On the flip side, the high grain prices are helping to prop up high global dairy prices, because it means Northern Hemisphere farmers cannot lift their production the way they were able to in the past
This inevitably led to global dairy prices falling as supply outweighed demand.
“The grain prices are doing us a bit of a favour internationally. I think I would rather have slightly higher grain prices and calf meal and a $9 payout rather than a flood of milk and a $7 payout,” he said.
The region has also had four dry summers in a row. Production costs along with supplementary feed costs had risen over that period.
The last time this occurred, dairy farming systems were not so reliable on that supplementary feed.
AgFirst consultant Tim Phillips said those systems did not rely on the palm kernel and imported grain and greater levels of fertiliser than they rely on now,
“We’re a more industrialised industry and when we have a global commodity shock which we currently have, we’re more exposed than we were. It’s not just a case of turning the tap off on these feed sources,” Phillips said.
Another AgFirst consultant, Phil Weir, predicted feed shortages across the country until next season’s maize is harvested – unless the region gets a good winter and spring.
“And with the costs meaning not having access to some of these imported feeds, there might even be animal welfare issues,” Weir said.
Further south in Canterbury, farm consultant Jeremy Savage says farm business operating costs have lifted by about 11% in the past 12 months.
One advantage New Zealand has is that its pasture-based system means it operates at a figure much lower than most other dairy producing countries.
From a NZ perspective, those South Island dairy farmers using grain as a supplement had to be wary of the ‘marginal milk, marginal cow’ fallacy, he said.
This occurs when feeding out 1-2kg of supplements per cow every month of the season and equates to 6% extra cows being run on supplements.
“If you’re running 600 cows, that’s 36 extra cows that you’re running,” Savage said.

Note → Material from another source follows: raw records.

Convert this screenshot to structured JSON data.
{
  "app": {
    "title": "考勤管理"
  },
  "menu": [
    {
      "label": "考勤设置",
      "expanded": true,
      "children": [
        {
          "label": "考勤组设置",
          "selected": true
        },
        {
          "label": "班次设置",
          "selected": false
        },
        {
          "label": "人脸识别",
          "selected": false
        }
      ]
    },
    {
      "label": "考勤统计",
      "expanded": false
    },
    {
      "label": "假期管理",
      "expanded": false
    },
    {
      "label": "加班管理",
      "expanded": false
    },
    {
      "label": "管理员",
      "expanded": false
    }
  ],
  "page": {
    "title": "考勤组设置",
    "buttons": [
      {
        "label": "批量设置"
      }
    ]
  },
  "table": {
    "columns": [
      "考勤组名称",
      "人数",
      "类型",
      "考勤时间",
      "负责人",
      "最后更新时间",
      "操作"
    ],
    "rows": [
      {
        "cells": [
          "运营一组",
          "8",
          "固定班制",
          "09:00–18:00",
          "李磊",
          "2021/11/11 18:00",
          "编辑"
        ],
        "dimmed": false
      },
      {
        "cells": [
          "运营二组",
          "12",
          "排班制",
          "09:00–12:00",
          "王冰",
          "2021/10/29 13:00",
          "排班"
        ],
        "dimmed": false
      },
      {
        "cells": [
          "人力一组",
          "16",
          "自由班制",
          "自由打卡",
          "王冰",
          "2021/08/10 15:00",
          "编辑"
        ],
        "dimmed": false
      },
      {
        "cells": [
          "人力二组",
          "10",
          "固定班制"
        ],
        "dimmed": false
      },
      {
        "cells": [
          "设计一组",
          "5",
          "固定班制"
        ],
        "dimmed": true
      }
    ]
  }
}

He said the average running costs for a typical South Island dairy farmer on a per cow basis is around $1426 on a full labour system or $2.80-$3.30/kg MS.
That includes wintering, grazing, animal health, shed and power costs and interest.
The costs of feeding supplements to a cow at $550/tonne for grain come to around $6.60/kg MS when fed during the shoulders of the season.
“When you add the running cost of a cow, you’re looking at a break-even milk price close to $9.30-$10/kg MS,” he said.
“I’m not saying there’s no place for grain, but when you have a farm system that you’re feeding supplements all year-round, and even if it’s one or two kilograms, it’s highlighting that this little bit of milk is getting expensive.”
Savage also acts as the main advisor for the Lincoln University Dairy Farm. With such high supplementary feed prices, that farm’s focus was on utilising grass as well as possible, he said.
“We’re harvesting as much grass as we can and minimising supplements to keep our margins as high as possible,” he said.
The farm’s cost structures have lifted from $4.21- $4.82/kg MS for the 2021-22 season.
“We’re getting into the situation – as are many farmers in Canterbury – where they are feeding supplements all year round and their break even is $10/kg MS,” he said.
“Top farmers in the region can produce milk for around $5/kg MS but if 6% of their milk came from marginal milk, that cost structure lifts to $5.30. At 15%, it lifts to $5.75/kg MS.”
He suspected those farmers who use grain will try to absorb the extra costs as best they can and hope the milk payout remains high.
The “$400,000 question”, will be whether these high costs will be the new normal for farmers, he said.
“If we can sustain the milk price, we can sustain the cost structures,” he said.